Tuesday, October 24, 2006

26 October: Boreham on Abel Tasman

Charting a New World
We note today the death, in October 1659, of Abel Tasman, who played a brave part in the shaping of our Austral World. It is more than three hundred years since Tasman, having earlier sighted this island and called it Van Diemen's Land, added still further to his laurels by discovering New Zealand. "We have discovered two countries within two weeks," he proudly told his men, and nobody grudged him the gratification he so naturally felt. For Tasman was one of the most popular commanders whoever sailed these seas. Born in 1603, his patriotism was early excited by the fierce conflicts between Holland and Spain, and he was only 18 when his country became involved in the long agony of the Thirty Years War. Tasman himself, however, took most delight in the maritime prowess of his people. He early imbibed the conviction that the destiny of the Dutch was to be shaped upon the seas, and he looked with longing eyes on every tall ship he chanced to see.

Having signed on as an ordinary seaman, he lost no time in displaying his aptitude for the craft. He earned promotion at incredible speed and within two years was master of a vessel. He was still in his thirties when he was given command of the Heemskerk and the Zeehaen and despatched on that memorable voyage in the course of which he discovered first Tasmania and then New Zealand. Of the two experiences Tasman looked back upon the former of these exploits with the greater satisfaction; the latter was too deeply tinged with tragedy. As soon as the two vessels dropped anchor in one of those blue bays for which New Zealand is so famous, the Maoris treated the newcomers with obvious mistrust. Tasman did not like the look of things and sent seven men from his own ship to warn the crew of the other vessel of the danger he apprehended. The boat containing these men was, however, swiftly surrounded by native canoes, three of the sailors were killed and a fourth mortally wounded, and Tasman, half wishing he had never seen the horrid place, named the spot Bay of Murderers or Massacre Bay and set sail in search of happier conquests.

A Race That Improves Upon Acquaintance
This unfortunate introduction to the Maoris gave them a bad name, especially as the sinister impressions it left were confirmed by later voyagers. More than a century after Tasman, Marion du Fresne, a French navigator, was, with 16 members of his crew, brutally butchered and made the victims of a cannibal orgy. Ship after ship shared the same horrible fate. These sickening stories soon became the property of mariners all the world over and, in every cabin and forecastle on the high seas, the natives of New Zealand were discussed with terror as the most atrocious and bloodthirsty monsters on the face of the earth. For more than a century captains kept a wary eye upon the skyline for the first glimpse of the New Zealand coast and, on its appearance, ordered boarding-nets to be lowered immediately to prevent the dreaded savages coming to close quarters.

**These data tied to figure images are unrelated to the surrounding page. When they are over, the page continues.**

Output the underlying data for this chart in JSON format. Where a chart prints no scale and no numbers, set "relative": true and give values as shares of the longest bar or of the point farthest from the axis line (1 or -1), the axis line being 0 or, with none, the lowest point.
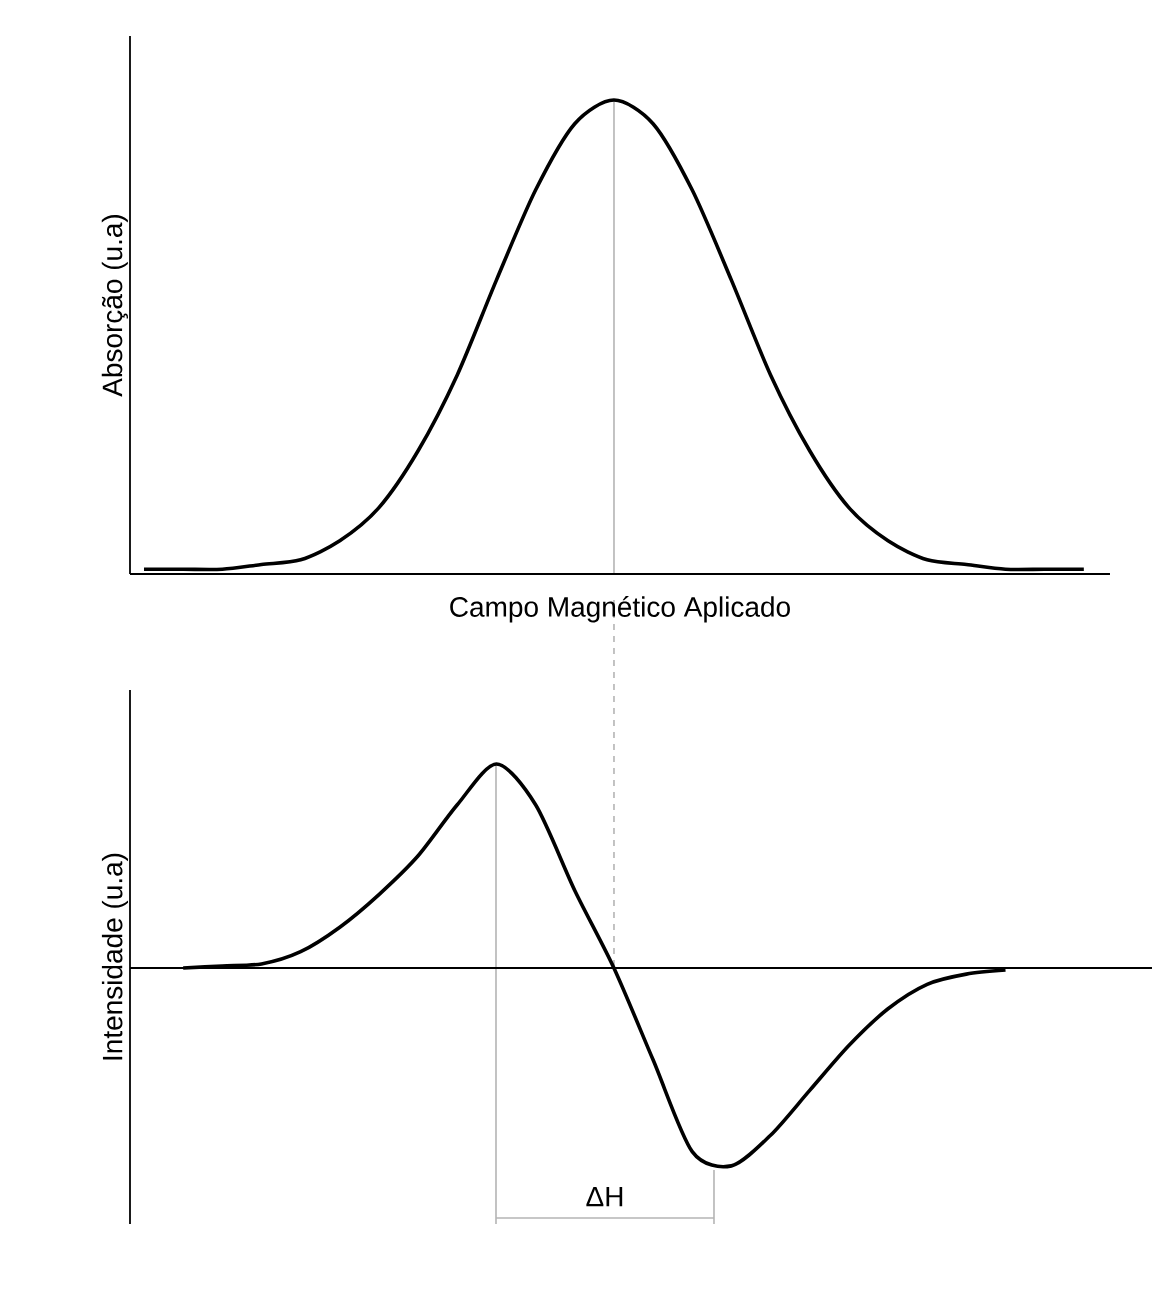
{
  "chart_data": [
    {
      "type": "line",
      "relative": true,
      "ylabel": "Absorção (u.a)",
      "xlabel": "Campo Magnético Aplicado",
      "categories": [
        null,
        null,
        null,
        null,
        null,
        null,
        null,
        null,
        null,
        null,
        null,
        null,
        null,
        null,
        null,
        null,
        null,
        null,
        null,
        null,
        null,
        null,
        null,
        null,
        null
      ],
      "series": [
        {
          "color": "#000000",
          "values": [
            0.01,
            0.01,
            0.01,
            0.02,
            0.03,
            0.07,
            0.14,
            0.26,
            0.42,
            0.62,
            0.81,
            0.95,
            1,
            0.95,
            0.81,
            0.62,
            0.42,
            0.26,
            0.14,
            0.07,
            0.03,
            0.02,
            0.01,
            0.01,
            0.01
          ]
        }
      ]
    },
    {
      "type": "line",
      "relative": true,
      "ylabel": "Intensidade (u.a)",
      "categories": [
        null,
        null,
        null,
        null,
        null,
        null,
        null,
        null,
        null,
        null,
        null,
        null,
        null,
        null,
        null,
        null,
        null,
        null,
        null,
        null,
        null,
        null,
        null,
        null,
        null
      ],
      "series": [
        {
          "color": "#000000",
          "values": [
            null,
            0,
            0.01,
            0.02,
            0.08,
            0.2,
            0.36,
            0.55,
            0.8,
            1,
            0.8,
            0.38,
            0,
            -0.45,
            -0.9,
            -0.97,
            -0.82,
            -0.6,
            -0.38,
            -0.2,
            -0.08,
            -0.03,
            -0.01,
            null,
            null
          ]
        }
      ],
      "annotations": [
        "ΔH"
      ]
    }
  ]
}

Yet, if only Tasman and his successors had known, there was another side to all this. The Maori was a much finer fellow than he appeared. He may, for example, justly claim to be ranked alongside the most enterprising pathfinders of our modern civilisation. The records of his daring voyages would have stirred the blood of Sir Francis Drake and kindled the admiration of Sir Walter Raleigh. Long before our own hardy navigators had fired the imagination of the world with visions of western empires and southern continents, these dauntless explorers, in large and shapely canoes, capable of accommodating and provisioning 150 men, had found their way across the immense spaces of the southern oceans. Long before the Vikings of the North had turned their frowning figureheads seawards, these Vikings of the South had completed voyages as wonderful as any in the history of the world. Monuments of these maritime adventures have been found along the coasts of Chile and Peru; up the banks of the Rio Negro, a great river of Patagonia; which discharges its waters into the Atlantic; and even up the slopes of the Andes and on the great plains of Argentina.

One Of Civilisation's Transformation Scenes
Nor did Tasman suspect, as he hastened to place a wide belt of blue water between himself and these bloodthirsty Maoris, that the swarthy race of which he had formed so unhappy an impression was in reality a people of high culture with the capabilities of imbibing a higher culture still. Even in Tasman's day, and long before, they possessed a wealth of tradition, mythology, and folk lore that has since won the unqualified admiration of the most eminent critics and taken its place as an integral part of the world's imaginative literature. And when this amazing people had the opportunity of infusing into their own life and literature the new spirit that came to them from overseas, an incredible transformation resulted.

In a few years there were Maori doctors, solicitors, clergymen, teachers, and members of Parliament. The people seemed to awake as from some horrid nightmare and take an honourable place among civilised and enlightened nations, while the sons and daughters of this race distinguished themselves in every department of scholarship and in all the arts of peace. It is in this setting, and against this background, that we have to admire the colonising triumph which, in the course of a comparatively short space of time, has enriched the Empire with a Dominion, loyal, vigorous, and united, of which the entire Commonwealth of Nations has ever increasing reason to be proud.